Following the airstrike, the Hamas-run Gaza Health Ministry reported 14 deaths, and UNRWA said six of those killed were employed by the agency.
The IDF said on Thursday that as soon as UNRWA's allegations surfaced, the military "contacted the agency for details and names in order to examine the allegation in-depth." However, as of Thursday, the U.N. agency failed to respond "despite repeated requests."
So far, Israel has identified nine Hamas terrorist operatives killed in the strike, at least three of whom doubled as UNRWA staffers: Muhammad Adnan Abu Zaid, Yasser Ibrahim Abu Sharar and Iyad Matar.
UNRWA on Wednesday denounced the Nuseirat strike as "endless and senseless killing," claiming the aerial attack caused "the highest death toll among our staff in a single incident."
U.N. Secretary-General António Guterres also weighed in, calling the strike on the Hamas command center unacceptable. "These dramatic violations of international humanitarian law need to stop now," he said.
Israel's ambassador to the United Nations, Danny Danon, hit back at Guterres in an X post on Thursday, urging the U.N. chief to "carefully check who these terrorists were, what they did in the past and what they were doing when they were eliminated before making statements.
"What is 'unacceptable' is the fact that the U.N. secretary-general refuses to recognize reality and continues to distort it," Danon wrote, adding that the terrorists who operated from the former UNRWA structure "are not innocent, and it is impossible for the U.N. to continue condemning Israel for its war against vile terrorists, while Hamas continues to use women and children as human shields."
Two months ago, the Israeli Prime Minister's Office slammed UNRWA after the Foreign Ministry published more evidence that the aid agency is employing hundreds of Hamas and Islamic Jihad terrorists.

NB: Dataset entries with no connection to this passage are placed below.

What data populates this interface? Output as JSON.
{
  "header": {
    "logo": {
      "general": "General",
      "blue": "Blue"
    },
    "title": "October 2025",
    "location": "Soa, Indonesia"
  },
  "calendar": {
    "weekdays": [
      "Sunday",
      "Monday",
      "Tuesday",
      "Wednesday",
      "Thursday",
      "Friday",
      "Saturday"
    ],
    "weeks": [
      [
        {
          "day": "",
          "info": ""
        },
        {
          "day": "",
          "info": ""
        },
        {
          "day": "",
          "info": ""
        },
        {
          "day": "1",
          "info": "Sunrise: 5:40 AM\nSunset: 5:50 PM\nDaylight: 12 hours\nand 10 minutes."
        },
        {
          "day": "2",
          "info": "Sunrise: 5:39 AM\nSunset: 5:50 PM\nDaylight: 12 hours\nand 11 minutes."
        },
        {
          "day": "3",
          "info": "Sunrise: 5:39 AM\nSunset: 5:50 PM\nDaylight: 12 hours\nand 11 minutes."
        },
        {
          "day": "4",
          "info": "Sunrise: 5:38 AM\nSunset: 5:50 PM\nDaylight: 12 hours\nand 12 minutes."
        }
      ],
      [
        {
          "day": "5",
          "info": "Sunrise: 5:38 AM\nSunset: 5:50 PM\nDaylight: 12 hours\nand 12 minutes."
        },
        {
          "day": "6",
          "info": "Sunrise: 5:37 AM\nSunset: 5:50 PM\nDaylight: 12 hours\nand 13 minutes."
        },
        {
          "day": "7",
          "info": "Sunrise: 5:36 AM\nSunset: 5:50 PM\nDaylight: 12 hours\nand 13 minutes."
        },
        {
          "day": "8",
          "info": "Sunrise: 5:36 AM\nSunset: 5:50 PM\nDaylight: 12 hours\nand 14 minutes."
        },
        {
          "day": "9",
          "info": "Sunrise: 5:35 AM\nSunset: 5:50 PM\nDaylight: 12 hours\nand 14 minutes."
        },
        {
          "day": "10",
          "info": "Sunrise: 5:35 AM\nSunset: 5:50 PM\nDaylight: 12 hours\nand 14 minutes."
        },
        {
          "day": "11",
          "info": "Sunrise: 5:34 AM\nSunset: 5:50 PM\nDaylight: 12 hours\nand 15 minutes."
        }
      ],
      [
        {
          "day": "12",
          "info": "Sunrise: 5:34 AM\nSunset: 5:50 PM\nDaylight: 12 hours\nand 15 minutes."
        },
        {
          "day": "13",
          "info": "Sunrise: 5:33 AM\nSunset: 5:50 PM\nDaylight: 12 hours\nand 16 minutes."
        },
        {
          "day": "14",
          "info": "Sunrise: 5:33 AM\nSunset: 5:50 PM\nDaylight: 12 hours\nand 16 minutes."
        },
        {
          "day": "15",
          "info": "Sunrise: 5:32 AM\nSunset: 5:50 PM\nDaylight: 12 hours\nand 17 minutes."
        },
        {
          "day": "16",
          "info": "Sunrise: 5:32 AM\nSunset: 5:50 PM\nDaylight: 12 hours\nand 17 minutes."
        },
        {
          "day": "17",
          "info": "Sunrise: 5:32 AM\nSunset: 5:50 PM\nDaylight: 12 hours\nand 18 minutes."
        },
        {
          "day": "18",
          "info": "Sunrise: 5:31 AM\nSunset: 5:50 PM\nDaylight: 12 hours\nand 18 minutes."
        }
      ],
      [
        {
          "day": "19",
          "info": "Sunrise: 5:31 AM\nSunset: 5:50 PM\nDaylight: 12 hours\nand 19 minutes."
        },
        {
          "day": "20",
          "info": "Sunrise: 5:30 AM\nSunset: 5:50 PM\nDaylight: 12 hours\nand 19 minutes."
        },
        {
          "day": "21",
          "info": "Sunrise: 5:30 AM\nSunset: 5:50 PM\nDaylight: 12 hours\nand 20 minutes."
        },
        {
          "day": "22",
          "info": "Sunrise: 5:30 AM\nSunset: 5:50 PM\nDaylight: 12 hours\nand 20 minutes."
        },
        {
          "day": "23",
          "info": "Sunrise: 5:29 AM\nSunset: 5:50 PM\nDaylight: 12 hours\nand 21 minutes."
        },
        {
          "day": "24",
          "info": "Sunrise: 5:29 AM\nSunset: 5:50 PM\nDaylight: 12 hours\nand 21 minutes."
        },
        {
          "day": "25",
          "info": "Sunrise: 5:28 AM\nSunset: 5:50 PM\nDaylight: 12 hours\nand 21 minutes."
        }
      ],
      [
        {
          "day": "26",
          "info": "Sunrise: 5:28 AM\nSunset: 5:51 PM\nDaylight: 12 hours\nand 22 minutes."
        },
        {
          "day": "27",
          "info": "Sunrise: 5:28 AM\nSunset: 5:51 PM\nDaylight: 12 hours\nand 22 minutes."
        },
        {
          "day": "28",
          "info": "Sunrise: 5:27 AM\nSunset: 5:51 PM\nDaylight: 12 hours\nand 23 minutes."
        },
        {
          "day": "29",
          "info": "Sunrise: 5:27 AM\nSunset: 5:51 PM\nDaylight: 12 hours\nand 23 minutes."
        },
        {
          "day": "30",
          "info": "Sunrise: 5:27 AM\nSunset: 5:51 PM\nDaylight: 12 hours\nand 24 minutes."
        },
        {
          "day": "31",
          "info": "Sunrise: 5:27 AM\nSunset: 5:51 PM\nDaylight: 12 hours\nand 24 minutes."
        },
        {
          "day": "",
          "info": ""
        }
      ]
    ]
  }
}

"Israel has told donor countries that hundreds more of UNRWA's 13,000 local staff are active Hamas terrorists, including school teachers," Prime Minister's Office Public Diplomacy Directorate spokesman David Mencer told reporters during a press briefing on July 11.
"We have provided much evidence that UNRWA works hand-in-hand with Hamas," Mencer said, referring to the Hamas server farm found under UNRWA's Gaza headquarters, the UNRWA staffers who took part in the Oct. 7 massacre and the tunnels underneath UNRWA schools.
Israeli lawmakers before the Knesset's summer recess passed the first readings of bills seeking to designate UNRWA as a terrorist group, cancel legal immunity of its staffers and bar it from operating from Israel.